Disseminada pelo mundo, a pandemia não revela preferência por determinada camada social, profissão, nível intelectual, conhecimento científico. Ignora limites e fronteiras. O grau de risco é aquilatado pela idade ou condição de saúde: quanto mais idosa e frágil a pessoa, maior o perigo de contaminação. Pouco importa se é médico, enfermeiro, comerciário, bancário, operário, motorista, desempregado ou aposentado. A Consolidação das Leis do Trabalho exige de todo empregador a adoção de medidas coletivas de segurança e de proteção à saúde dos empregados; e do empregado, que cuide da higiene pessoal e faça uso de equipamento de proteção individual. São providências gerais e obrigatórias que nada têm que ver com eventual epidemia de gripe, sarampo ou covid-19.
 
A segunda matéria submetida ao leitor diz respeito à natureza de portaria ministerial e à competência funcional de ministro de Estado.

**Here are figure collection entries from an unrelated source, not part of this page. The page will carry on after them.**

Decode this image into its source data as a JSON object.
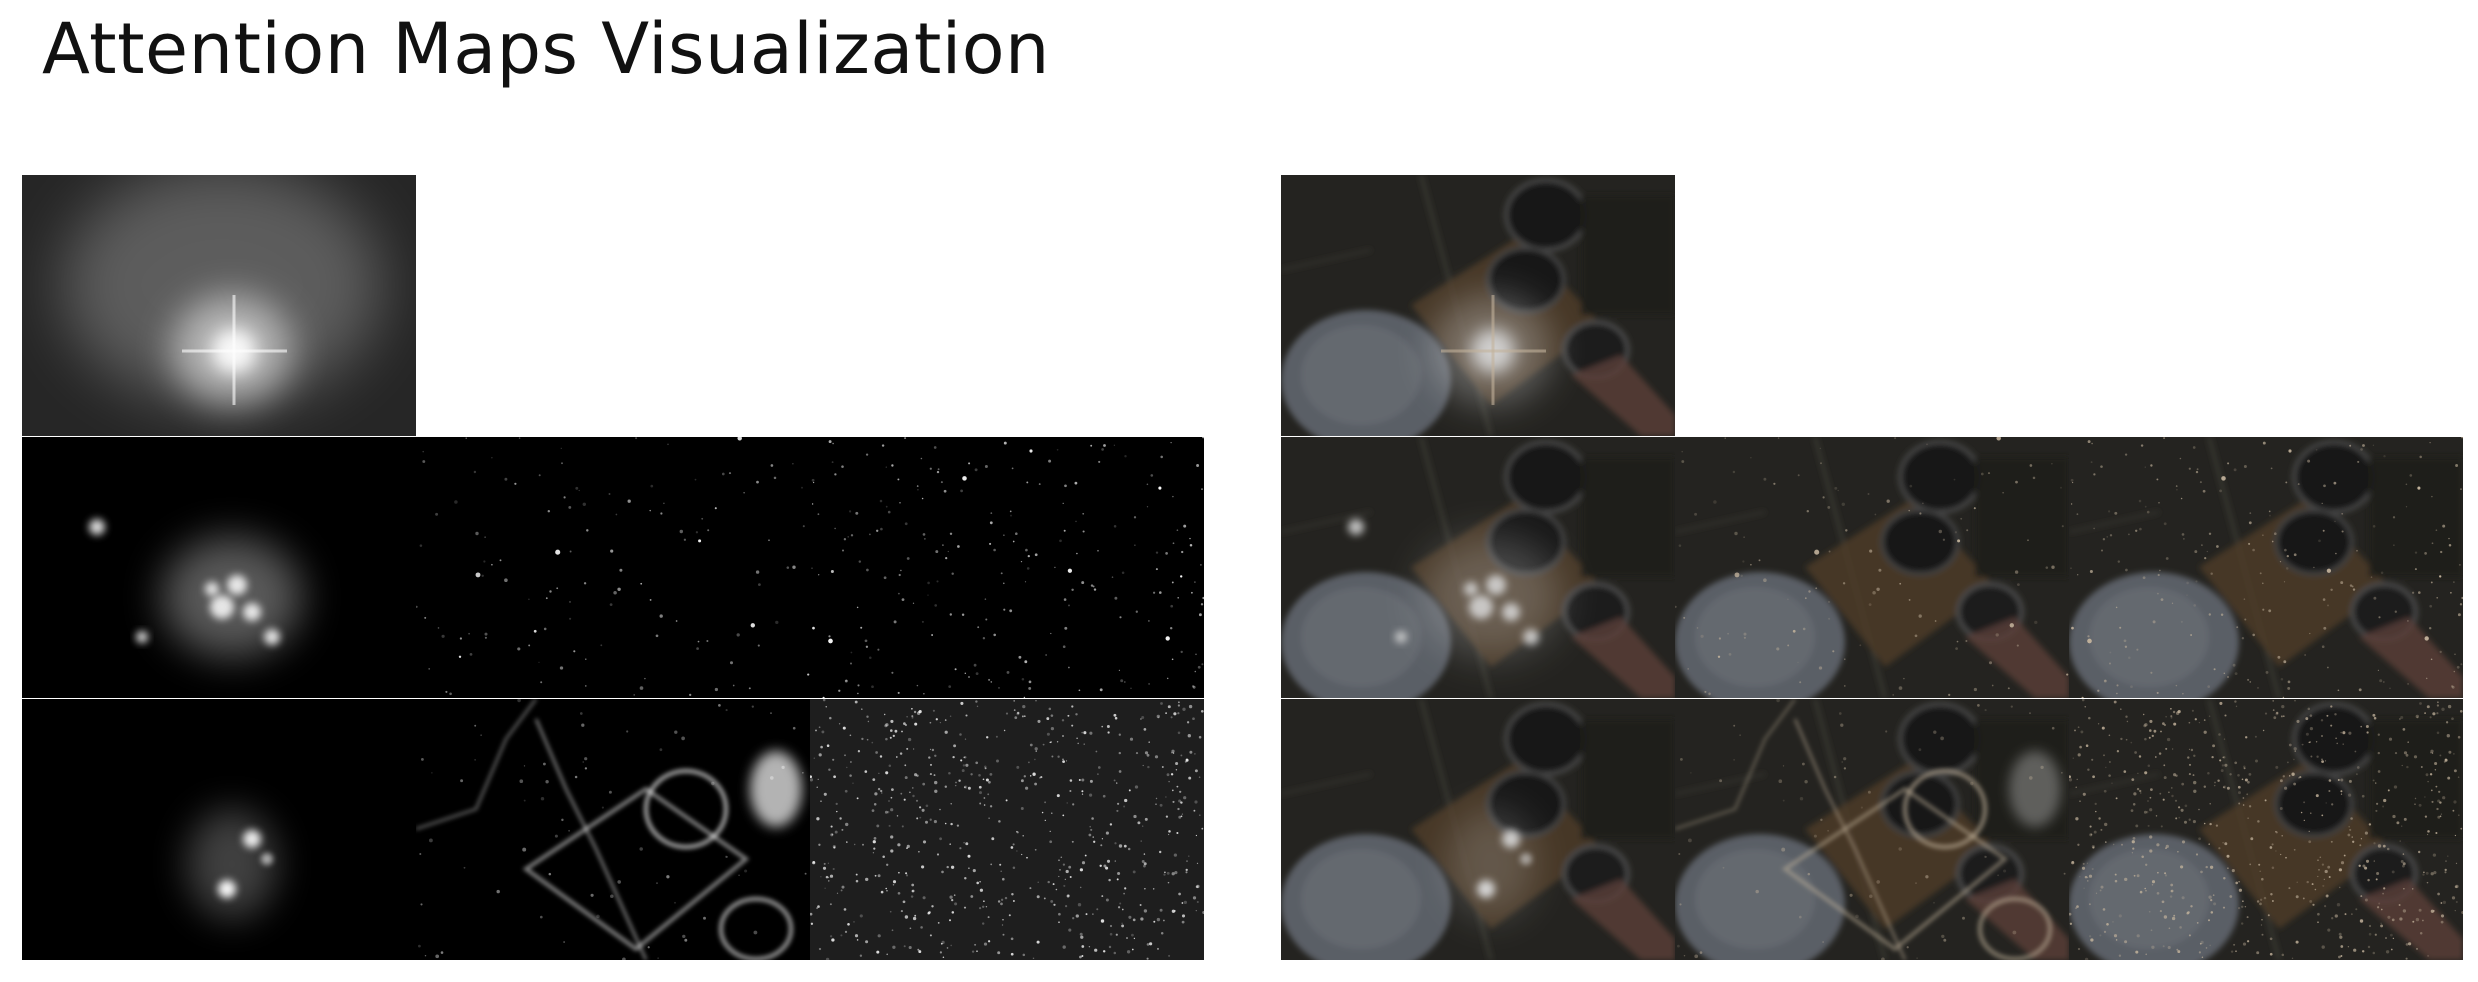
{
  "title": "Attention Maps Visualization",
  "panels": [
    {
      "name": "attention-maps",
      "kind": "raw",
      "rows": [
        {
          "tiles": [
            "blob-soft"
          ]
        },
        {
          "tiles": [
            "blob-mid",
            "speckle-dark",
            "speckle-fine"
          ]
        },
        {
          "tiles": [
            "blob-small",
            "edges",
            "noise-bright"
          ]
        }
      ]
    },
    {
      "name": "overlays",
      "kind": "overlay",
      "rows": [
        {
          "tiles": [
            "blob-soft"
          ]
        },
        {
          "tiles": [
            "blob-mid",
            "speckle-dark",
            "speckle-fine"
          ]
        },
        {
          "tiles": [
            "blob-small",
            "edges",
            "noise-bright"
          ]
        }
      ]
    }
  ],
  "colors": {
    "background": "#ffffff",
    "title": "#111111",
    "attention_base": "#000000",
    "scene_dark": "#2b2a26",
    "scene_warm": "#5a4630",
    "scene_bowl": "#6b7078"
  }
}
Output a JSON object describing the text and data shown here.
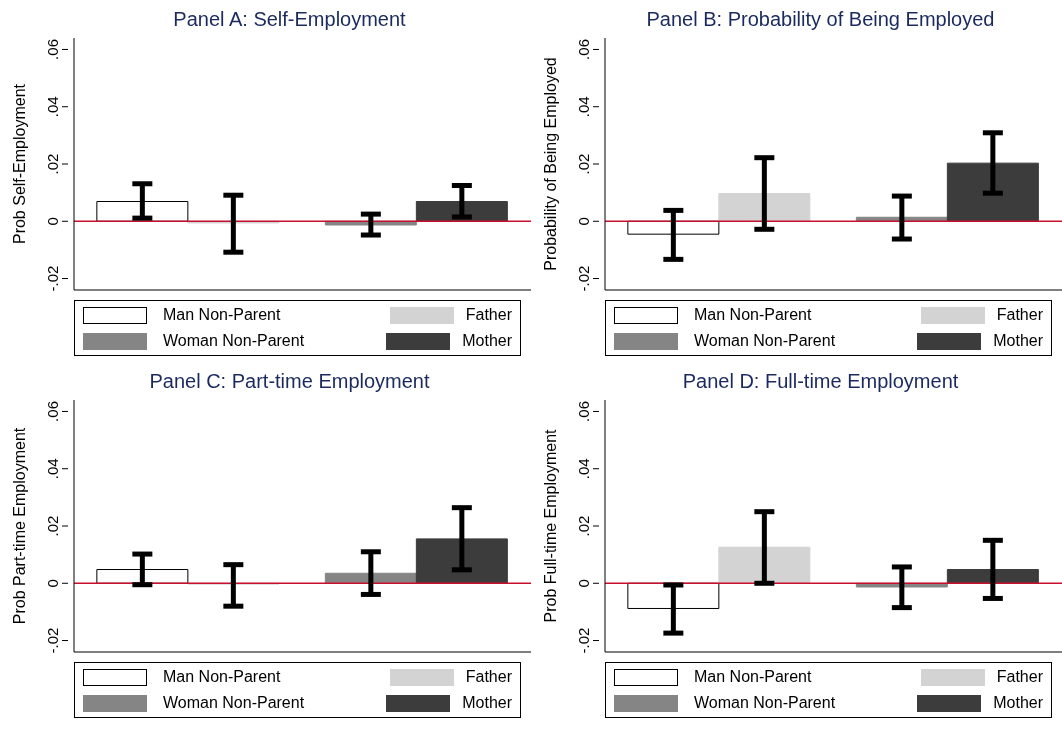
{
  "chart_data": [
    {
      "type": "bar",
      "title": "Panel A: Self-Employment",
      "ylabel": "Prob Self-Employment",
      "categories": [
        null,
        null
      ],
      "ylim": [
        -0.024,
        0.064
      ],
      "yticks": [
        {
          "value": -0.02,
          "label": "-.02"
        },
        {
          "value": 0,
          "label": "0"
        },
        {
          "value": 0.02,
          "label": ".02"
        },
        {
          "value": 0.04,
          "label": ".04"
        },
        {
          "value": 0.06,
          "label": ".06"
        }
      ],
      "tick_labels": "y",
      "legend": "bottom",
      "ref_lines": [
        {
          "axis": "y",
          "value": 0,
          "color": "#c8102e"
        }
      ],
      "series": [
        {
          "name": "Man Non-Parent",
          "color": "#ffffff",
          "values": [
            0.0069,
            null
          ],
          "errors": [
            [
              0.0011,
              0.0131
            ],
            null
          ]
        },
        {
          "name": "Father",
          "color": "#d3d3d3",
          "values": [
            -0.0006,
            null
          ],
          "errors": [
            [
              -0.0108,
              0.0091
            ],
            null
          ]
        },
        {
          "name": "Woman Non-Parent",
          "color": "#858585",
          "values": [
            null,
            -0.0013
          ],
          "errors": [
            null,
            [
              -0.0048,
              0.0025
            ]
          ]
        },
        {
          "name": "Mother",
          "color": "#3c3c3c",
          "values": [
            null,
            0.0069
          ],
          "errors": [
            null,
            [
              0.0015,
              0.0125
            ]
          ]
        }
      ]
    },
    {
      "type": "bar",
      "title": "Panel B: Probability of Being Employed",
      "ylabel": "Probability of Being Employed",
      "categories": [
        null,
        null
      ],
      "ylim": [
        -0.024,
        0.064
      ],
      "yticks": [
        {
          "value": -0.02,
          "label": "-.02"
        },
        {
          "value": 0,
          "label": "0"
        },
        {
          "value": 0.02,
          "label": ".02"
        },
        {
          "value": 0.04,
          "label": ".04"
        },
        {
          "value": 0.06,
          "label": ".06"
        }
      ],
      "tick_labels": "y",
      "legend": "bottom",
      "ref_lines": [
        {
          "axis": "y",
          "value": 0,
          "color": "#c8102e"
        }
      ],
      "series": [
        {
          "name": "Man Non-Parent",
          "color": "#ffffff",
          "values": [
            -0.0045,
            null
          ],
          "errors": [
            [
              -0.0133,
              0.0038
            ],
            null
          ]
        },
        {
          "name": "Father",
          "color": "#d3d3d3",
          "values": [
            0.0097,
            null
          ],
          "errors": [
            [
              -0.0028,
              0.0222
            ],
            null
          ]
        },
        {
          "name": "Woman Non-Parent",
          "color": "#858585",
          "values": [
            null,
            0.0014
          ],
          "errors": [
            null,
            [
              -0.0062,
              0.0088
            ]
          ]
        },
        {
          "name": "Mother",
          "color": "#3c3c3c",
          "values": [
            null,
            0.0203
          ],
          "errors": [
            null,
            [
              0.0098,
              0.0309
            ]
          ]
        }
      ]
    },
    {
      "type": "bar",
      "title": "Panel C: Part-time Employment",
      "ylabel": "Prob Part-time Employment",
      "categories": [
        null,
        null
      ],
      "ylim": [
        -0.024,
        0.064
      ],
      "yticks": [
        {
          "value": -0.02,
          "label": "-.02"
        },
        {
          "value": 0,
          "label": "0"
        },
        {
          "value": 0.02,
          "label": ".02"
        },
        {
          "value": 0.04,
          "label": ".04"
        },
        {
          "value": 0.06,
          "label": ".06"
        }
      ],
      "tick_labels": "y",
      "legend": "bottom",
      "ref_lines": [
        {
          "axis": "y",
          "value": 0,
          "color": "#c8102e"
        }
      ],
      "series": [
        {
          "name": "Man Non-Parent",
          "color": "#ffffff",
          "values": [
            0.0048,
            null
          ],
          "errors": [
            [
              -0.0005,
              0.0102
            ],
            null
          ]
        },
        {
          "name": "Father",
          "color": "#d3d3d3",
          "values": [
            -0.0003,
            null
          ],
          "errors": [
            [
              -0.008,
              0.0065
            ],
            null
          ]
        },
        {
          "name": "Woman Non-Parent",
          "color": "#858585",
          "values": [
            null,
            0.0035
          ],
          "errors": [
            null,
            [
              -0.0039,
              0.011
            ]
          ]
        },
        {
          "name": "Mother",
          "color": "#3c3c3c",
          "values": [
            null,
            0.0155
          ],
          "errors": [
            null,
            [
              0.0047,
              0.0264
            ]
          ]
        }
      ]
    },
    {
      "type": "bar",
      "title": "Panel D: Full-time Employment",
      "ylabel": "Prob Full-time Employment",
      "categories": [
        null,
        null
      ],
      "ylim": [
        -0.024,
        0.064
      ],
      "yticks": [
        {
          "value": -0.02,
          "label": "-.02"
        },
        {
          "value": 0,
          "label": "0"
        },
        {
          "value": 0.02,
          "label": ".02"
        },
        {
          "value": 0.04,
          "label": ".04"
        },
        {
          "value": 0.06,
          "label": ".06"
        }
      ],
      "tick_labels": "y",
      "legend": "bottom",
      "ref_lines": [
        {
          "axis": "y",
          "value": 0,
          "color": "#c8102e"
        }
      ],
      "series": [
        {
          "name": "Man Non-Parent",
          "color": "#ffffff",
          "values": [
            -0.0088,
            null
          ],
          "errors": [
            [
              -0.0174,
              -0.0006
            ],
            null
          ]
        },
        {
          "name": "Father",
          "color": "#d3d3d3",
          "values": [
            0.0126,
            null
          ],
          "errors": [
            [
              0,
              0.025
            ],
            null
          ]
        },
        {
          "name": "Woman Non-Parent",
          "color": "#858585",
          "values": [
            null,
            -0.0013
          ],
          "errors": [
            null,
            [
              -0.0085,
              0.0057
            ]
          ]
        },
        {
          "name": "Mother",
          "color": "#3c3c3c",
          "values": [
            null,
            0.0048
          ],
          "errors": [
            null,
            [
              -0.0053,
              0.015
            ]
          ]
        }
      ]
    }
  ]
}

Portaria é simples instrução interna destinada à “orientação, coordenação e supervisão dos órgãos e entidades da administração federal na área de sua competência”. Destina-se a “expedir instruções para a execução das leis, decretos e regulamentos” (Constituição, artigo 87). Ministro de Estado não cria, modifica ou revoga lei. Deve obedecer-lhe e exigir dos subordinados que obedeçam a ela.
 
No âmbito do extinto Ministério do Trabalho encontraremos portarias com pretensões de ser geradoras de direitos e obrigações. As origens remontam ao regime militar, época em que era comum desconhecer o princípio da legalidade. 
 
Conceder estabilidade depende de lei específica. Não basta mera portaria interna, em que a inclusão ou exclusão de determinada doença depende de decisão aleatória, tomada no recesso do gabinete por ministro de Estado, seja da Saúde, da Economia ou do Trabalho.
 
Em 8/9 o Estado publicou editorial com o título Portaria desumana. Ali está escrito que para se manifestar contra dispositivos do Código Penal o presidente Jair Bolsonaro, mediante portaria baixada pelo ministro interino da Saúde, general Eduardo Pazuello, “criou uma aberração jurídica”. Outras aberrações com formato de portaria existem às dezenas no âmbito do Ministério da Economia sob o título de Normas Regulamentadoras relativas à Segurança e Medicina do Trabalho.
 
A Portaria 2.308 foi revogada com a rapidez da aprovação. Menos mal. Espera-se que outras, tão aberrantes quanto ela e a Portaria n.º 2.208, a que se refere o editorial do Estado, tenham idêntico destino, para preservação do princípio da legalidade, essencial ao Estado Democrático de Direito.
 
*Almir Pazzianotto Pinto, advogado, ex-ministro do Trabalho e ex-presidente do Tribunal Superior do Trabalho. É autor de "A Falsa República".